During their free time, Mum usually home schools Jakjak with letters, numbers, words and the sort of things that you learn in school. Most of the time though, Jakjak is just playing or watching the telly. Television shows nowadays seem to have evolved, and I meant that in a good way. Back in the day, the only choice I had was Sesame Street and the News. Today, we are watching Word World, Captain Y, Mister Maker, Mickey Mouse Clubhouse, Dora and Diego and all the other education biased shows. Which is a relief, because those are the shows that Jakjak likes to watch (along with Flapjack and the Grim Adventures of Billy and Mandy). With some parental guidance, he's been learning stuff that I didn't know until I was thirteen. It's good to see him use what he has learned, and it makes him proud to see his work appreciated, which is why our kitchen has now become an art wall. We like to think of it as, free wallpaper.

23 October 2010

Home | 2010

We always tell Jakjak that home is where all of us are together. Dad, Mum and Jakjak. This is because he was born in the Philippines and has grown up there until the age of three, before we moved to Singapore. And as young as he was back then, we made some pretty good memories with families and friends. Sometimes, Jakjak would see something familiar, like a toy or a photograph, and he would just say: "Dad, I have one just like that in the Philippines!". He is always so happy (and sometimes a bit surprised) to see something that he remembers from his younger days. So we brought him back home for a vacation (the problem that comes with a job, is that you rarely get chances like these).




Surprisingly, those locked up memories that he used to blurt out seemed to disappear when we were there. It was like, it was in his subconscious, but it failed to unearth itself during the time he was actually there. Mum felt a bit sad, because those memories seemed so vivid at the back of Jakjak's mind during all that time. So we decided to make as much memories as we could. Ten days is just too short for making memories. Specially since Jakjak had no sense of time whatsoever. He still woke up at 10 in the morning and slept at 12 midnight. He still played as much as he could with whoever would play with him at the time (sadly, Dad had to go to hospitals for check ups and doctor's appointments for his gallbladder).

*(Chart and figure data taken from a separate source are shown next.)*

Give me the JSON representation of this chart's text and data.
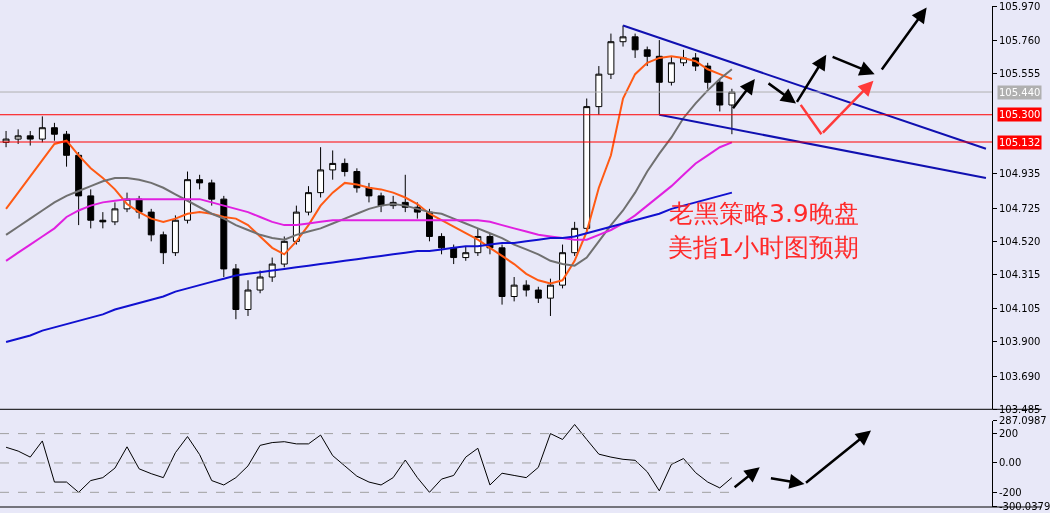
{
  "chart_data": [
    {
      "type": "candlestick",
      "categories": [
        null,
        null,
        null,
        null,
        null,
        null,
        null,
        null,
        null,
        null,
        null,
        null,
        null,
        null,
        null,
        null,
        null,
        null,
        null,
        null,
        null,
        null,
        null,
        null,
        null,
        null,
        null,
        null,
        null,
        null,
        null,
        null,
        null,
        null,
        null,
        null,
        null,
        null,
        null,
        null,
        null,
        null,
        null,
        null,
        null,
        null,
        null,
        null,
        null,
        null,
        null,
        null,
        null,
        null,
        null,
        null,
        null,
        null,
        null,
        null,
        null,
        null,
        null,
        null,
        null,
        null,
        null,
        null,
        null,
        null,
        null,
        null,
        null,
        null,
        null,
        null,
        null,
        null,
        null,
        null,
        null,
        null
      ],
      "ohlc": [
        [
          105.13,
          105.2,
          105.1,
          105.15
        ],
        [
          105.15,
          105.21,
          105.12,
          105.17
        ],
        [
          105.17,
          105.2,
          105.11,
          105.15
        ],
        [
          105.15,
          105.29,
          105.13,
          105.22
        ],
        [
          105.22,
          105.25,
          105.14,
          105.18
        ],
        [
          105.18,
          105.2,
          104.98,
          105.05
        ],
        [
          105.05,
          105.07,
          104.62,
          104.8
        ],
        [
          104.8,
          104.84,
          104.6,
          104.65
        ],
        [
          104.65,
          104.7,
          104.6,
          104.64
        ],
        [
          104.64,
          104.76,
          104.62,
          104.72
        ],
        [
          104.72,
          104.82,
          104.7,
          104.78
        ],
        [
          104.78,
          104.8,
          104.66,
          104.7
        ],
        [
          104.7,
          104.72,
          104.52,
          104.56
        ],
        [
          104.56,
          104.58,
          104.38,
          104.45
        ],
        [
          104.45,
          104.68,
          104.43,
          104.65
        ],
        [
          104.65,
          104.95,
          104.63,
          104.9
        ],
        [
          104.9,
          104.93,
          104.84,
          104.88
        ],
        [
          104.88,
          104.9,
          104.74,
          104.78
        ],
        [
          104.78,
          104.8,
          104.3,
          104.35
        ],
        [
          104.35,
          104.38,
          104.04,
          104.1
        ],
        [
          104.1,
          104.28,
          104.06,
          104.22
        ],
        [
          104.22,
          104.34,
          104.2,
          104.3
        ],
        [
          104.3,
          104.42,
          104.27,
          104.38
        ],
        [
          104.38,
          104.55,
          104.36,
          104.52
        ],
        [
          104.52,
          104.74,
          104.5,
          104.7
        ],
        [
          104.7,
          104.86,
          104.68,
          104.82
        ],
        [
          104.82,
          105.1,
          104.79,
          104.96
        ],
        [
          104.96,
          105.08,
          104.9,
          105.0
        ],
        [
          105.0,
          105.03,
          104.92,
          104.95
        ],
        [
          104.95,
          104.97,
          104.82,
          104.85
        ],
        [
          104.85,
          104.88,
          104.76,
          104.8
        ],
        [
          104.8,
          104.82,
          104.7,
          104.74
        ],
        [
          104.74,
          104.8,
          104.72,
          104.76
        ],
        [
          104.76,
          104.93,
          104.7,
          104.73
        ],
        [
          104.73,
          104.76,
          104.66,
          104.7
        ],
        [
          104.7,
          104.72,
          104.52,
          104.55
        ],
        [
          104.55,
          104.57,
          104.44,
          104.48
        ],
        [
          104.48,
          104.5,
          104.38,
          104.42
        ],
        [
          104.42,
          104.49,
          104.4,
          104.45
        ],
        [
          104.45,
          104.6,
          104.43,
          104.55
        ],
        [
          104.55,
          104.57,
          104.44,
          104.48
        ],
        [
          104.48,
          104.5,
          104.13,
          104.18
        ],
        [
          104.18,
          104.3,
          104.15,
          104.25
        ],
        [
          104.25,
          104.28,
          104.18,
          104.22
        ],
        [
          104.22,
          104.24,
          104.14,
          104.17
        ],
        [
          104.17,
          104.29,
          104.06,
          104.25
        ],
        [
          104.25,
          104.5,
          104.23,
          104.45
        ],
        [
          104.45,
          104.64,
          104.43,
          104.6
        ],
        [
          104.6,
          105.4,
          104.58,
          105.35
        ],
        [
          105.35,
          105.6,
          105.3,
          105.55
        ],
        [
          105.55,
          105.8,
          105.52,
          105.75
        ],
        [
          105.75,
          105.85,
          105.72,
          105.78
        ],
        [
          105.78,
          105.8,
          105.65,
          105.7
        ],
        [
          105.7,
          105.72,
          105.6,
          105.66
        ],
        [
          105.66,
          105.76,
          105.3,
          105.5
        ],
        [
          105.5,
          105.66,
          105.48,
          105.62
        ],
        [
          105.62,
          105.7,
          105.6,
          105.65
        ],
        [
          105.65,
          105.68,
          105.57,
          105.6
        ],
        [
          105.6,
          105.62,
          105.46,
          105.5
        ],
        [
          105.5,
          105.52,
          105.32,
          105.36
        ],
        [
          105.36,
          105.46,
          105.18,
          105.44
        ],
        null,
        null,
        null,
        null,
        null,
        null,
        null,
        null,
        null,
        null,
        null,
        null,
        null,
        null,
        null,
        null,
        null,
        null,
        null,
        null,
        null
      ],
      "series": [
        {
          "type": "line",
          "color": "#ff5a14",
          "values": [
            104.72,
            104.82,
            104.92,
            105.02,
            105.12,
            105.14,
            105.05,
            104.97,
            104.91,
            104.84,
            104.75,
            104.7,
            104.66,
            104.64,
            104.66,
            104.69,
            104.7,
            104.69,
            104.67,
            104.66,
            104.62,
            104.55,
            104.48,
            104.44,
            104.52,
            104.62,
            104.74,
            104.82,
            104.88,
            104.87,
            104.85,
            104.84,
            104.82,
            104.79,
            104.75,
            104.69,
            104.65,
            104.61,
            104.57,
            104.53,
            104.48,
            104.43,
            104.38,
            104.32,
            104.28,
            104.26,
            104.28,
            104.4,
            104.58,
            104.85,
            105.05,
            105.4,
            105.55,
            105.62,
            105.65,
            105.66,
            105.65,
            105.63,
            105.58,
            105.55,
            105.52,
            null,
            null,
            null,
            null,
            null,
            null,
            null,
            null,
            null,
            null,
            null,
            null,
            null,
            null,
            null,
            null,
            null,
            null,
            null,
            null,
            null
          ]
        },
        {
          "type": "line",
          "color": "#707070",
          "values": [
            104.56,
            104.61,
            104.66,
            104.71,
            104.76,
            104.8,
            104.83,
            104.86,
            104.89,
            104.91,
            104.91,
            104.9,
            104.88,
            104.85,
            104.81,
            104.77,
            104.73,
            104.69,
            104.66,
            104.62,
            104.59,
            104.56,
            104.54,
            104.53,
            104.56,
            104.58,
            104.6,
            104.63,
            104.66,
            104.69,
            104.72,
            104.74,
            104.75,
            104.74,
            104.72,
            104.7,
            104.69,
            104.66,
            104.63,
            104.6,
            104.57,
            104.54,
            104.5,
            104.47,
            104.44,
            104.4,
            104.38,
            104.37,
            104.42,
            104.52,
            104.62,
            104.71,
            104.82,
            104.95,
            105.06,
            105.16,
            105.28,
            105.37,
            105.45,
            105.52,
            105.58,
            null,
            null,
            null,
            null,
            null,
            null,
            null,
            null,
            null,
            null,
            null,
            null,
            null,
            null,
            null,
            null,
            null,
            null,
            null,
            null,
            null
          ]
        },
        {
          "type": "line",
          "color": "#e020e0",
          "values": [
            104.4,
            104.45,
            104.5,
            104.55,
            104.6,
            104.67,
            104.71,
            104.74,
            104.76,
            104.77,
            104.78,
            104.78,
            104.78,
            104.78,
            104.78,
            104.78,
            104.78,
            104.76,
            104.74,
            104.72,
            104.7,
            104.67,
            104.64,
            104.62,
            104.62,
            104.63,
            104.64,
            104.65,
            104.65,
            104.65,
            104.65,
            104.65,
            104.65,
            104.65,
            104.65,
            104.65,
            104.65,
            104.65,
            104.65,
            104.65,
            104.64,
            104.62,
            104.6,
            104.58,
            104.56,
            104.55,
            104.54,
            104.53,
            104.53,
            104.56,
            104.59,
            104.63,
            104.68,
            104.74,
            104.8,
            104.86,
            104.93,
            105.0,
            105.05,
            105.1,
            105.13,
            null,
            null,
            null,
            null,
            null,
            null,
            null,
            null,
            null,
            null,
            null,
            null,
            null,
            null,
            null,
            null,
            null,
            null,
            null,
            null,
            null
          ]
        },
        {
          "type": "line",
          "color": "#1010d0",
          "values": [
            103.9,
            103.92,
            103.94,
            103.97,
            103.99,
            104.01,
            104.03,
            104.05,
            104.07,
            104.1,
            104.12,
            104.14,
            104.16,
            104.18,
            104.21,
            104.23,
            104.25,
            104.27,
            104.29,
            104.31,
            104.32,
            104.33,
            104.34,
            104.35,
            104.36,
            104.37,
            104.38,
            104.39,
            104.4,
            104.41,
            104.42,
            104.43,
            104.44,
            104.45,
            104.46,
            104.46,
            104.47,
            104.48,
            104.49,
            104.49,
            104.5,
            104.51,
            104.51,
            104.52,
            104.53,
            104.54,
            104.54,
            104.55,
            104.57,
            104.59,
            104.61,
            104.63,
            104.65,
            104.67,
            104.69,
            104.72,
            104.74,
            104.76,
            104.78,
            104.8,
            104.82,
            null,
            null,
            null,
            null,
            null,
            null,
            null,
            null,
            null,
            null,
            null,
            null,
            null,
            null,
            null,
            null,
            null,
            null,
            null,
            null,
            null
          ]
        },
        {
          "type": "line",
          "color": "#1010b0",
          "values": [
            null,
            null,
            null,
            null,
            null,
            null,
            null,
            null,
            null,
            null,
            null,
            null,
            null,
            null,
            null,
            null,
            null,
            null,
            null,
            null,
            null,
            null,
            null,
            null,
            null,
            null,
            null,
            null,
            null,
            null,
            null,
            null,
            null,
            null,
            null,
            null,
            null,
            null,
            null,
            null,
            null,
            null,
            null,
            null,
            null,
            null,
            null,
            null,
            null,
            null,
            null,
            105.85,
            null,
            null,
            null,
            null,
            null,
            null,
            null,
            null,
            null,
            null,
            null,
            null,
            null,
            null,
            null,
            null,
            null,
            null,
            null,
            null,
            null,
            null,
            null,
            null,
            null,
            null,
            null,
            null,
            null,
            105.09
          ]
        },
        {
          "type": "line",
          "color": "#1010b0",
          "values": [
            null,
            null,
            null,
            null,
            null,
            null,
            null,
            null,
            null,
            null,
            null,
            null,
            null,
            null,
            null,
            null,
            null,
            null,
            null,
            null,
            null,
            null,
            null,
            null,
            null,
            null,
            null,
            null,
            null,
            null,
            null,
            null,
            null,
            null,
            null,
            null,
            null,
            null,
            null,
            null,
            null,
            null,
            null,
            null,
            null,
            null,
            null,
            null,
            null,
            null,
            null,
            null,
            null,
            null,
            105.3,
            null,
            null,
            null,
            null,
            null,
            null,
            null,
            null,
            null,
            null,
            null,
            null,
            null,
            null,
            null,
            null,
            null,
            null,
            null,
            null,
            null,
            null,
            null,
            null,
            null,
            null,
            104.91
          ]
        }
      ],
      "ylim": [
        103.485,
        105.97
      ],
      "yticks": [
        {
          "value": 105.97,
          "label": "105.970"
        },
        {
          "value": 105.76,
          "label": "105.760"
        },
        {
          "value": 105.555,
          "label": "105.555"
        },
        {
          "value": 104.935,
          "label": "104.935"
        },
        {
          "value": 104.725,
          "label": "104.725"
        },
        {
          "value": 104.52,
          "label": "104.520"
        },
        {
          "value": 104.315,
          "label": "104.315"
        },
        {
          "value": 104.105,
          "label": "104.105"
        },
        {
          "value": 103.9,
          "label": "103.900"
        },
        {
          "value": 103.69,
          "label": "103.690"
        },
        {
          "value": 103.485,
          "label": "103.485"
        }
      ],
      "ref_lines": [
        {
          "axis": "y",
          "value": 105.44,
          "label": "105.440",
          "color": "#b0b0b0"
        },
        {
          "axis": "y",
          "value": 105.3,
          "label": "105.300",
          "color": "#ff0000"
        },
        {
          "axis": "y",
          "value": 105.132,
          "label": "105.132",
          "color": "#ff0000"
        }
      ],
      "annotations": [
        "老黑策略3.9晚盘",
        "美指1小时图预期"
      ],
      "tick_labels": "y",
      "grid": false
    },
    {
      "type": "line",
      "categories": [
        null,
        null,
        null,
        null,
        null,
        null,
        null,
        null,
        null,
        null,
        null,
        null,
        null,
        null,
        null,
        null,
        null,
        null,
        null,
        null,
        null,
        null,
        null,
        null,
        null,
        null,
        null,
        null,
        null,
        null,
        null,
        null,
        null,
        null,
        null,
        null,
        null,
        null,
        null,
        null,
        null,
        null,
        null,
        null,
        null,
        null,
        null,
        null,
        null,
        null,
        null,
        null,
        null,
        null,
        null,
        null,
        null,
        null,
        null,
        null,
        null
      ],
      "series": [
        {
          "color": "#000000",
          "values": [
            107,
            81,
            40,
            150,
            -130,
            -130,
            -200,
            -120,
            -100,
            -35,
            110,
            -40,
            -73,
            -100,
            70,
            180,
            57,
            -120,
            -150,
            -100,
            -20,
            120,
            139,
            145,
            130,
            130,
            190,
            50,
            -20,
            -90,
            -130,
            -150,
            -100,
            20,
            -100,
            -200,
            -110,
            -85,
            40,
            100,
            -150,
            -70,
            -85,
            -100,
            -30,
            200,
            160,
            262,
            160,
            60,
            40,
            25,
            18,
            -60,
            -190,
            -10,
            30,
            -66,
            -130,
            -170,
            -100
          ]
        }
      ],
      "ylim": [
        -300.0379,
        287.0987
      ],
      "yticks": [
        {
          "value": 287.0987,
          "label": "287.0987"
        },
        200,
        {
          "value": 0,
          "label": "0.00"
        },
        -200,
        {
          "value": -300.0379,
          "label": "-300.0379"
        }
      ],
      "ref_lines": [
        {
          "axis": "y",
          "value": 200,
          "color": "#a0a0a0",
          "line_style": "dashed"
        },
        {
          "axis": "y",
          "value": 0,
          "color": "#a0a0a0",
          "line_style": "dashed"
        },
        {
          "axis": "y",
          "value": -200,
          "color": "#a0a0a0",
          "line_style": "dashed"
        }
      ],
      "tick_labels": "y",
      "grid": false
    }
  ]
}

At the very least, we managed to let him ride a horse, have a picnic and play with his cousins. There were still a lot of things we wanted to do and places we wanted to see. But the weather was not as cooperative as we would have hoped and my trips to the doctor went on longer than what we expected. Still, it was as good as it is. And at the end of the trip, Jakjak, naturally did not want to go back.


It had been a great time off from everything. We managed to lay back and relax for a bit of time. We managed to get Jakjak some time to be with his cousins and grandparents. Memories are all that we made on that trip. But they were memories that we would always cherish. Hopefully, we would be able to do it again in a few months time. Until then, it's back to living our lives in our home (with Dad, Mum and Jakjak, wherever it may take us).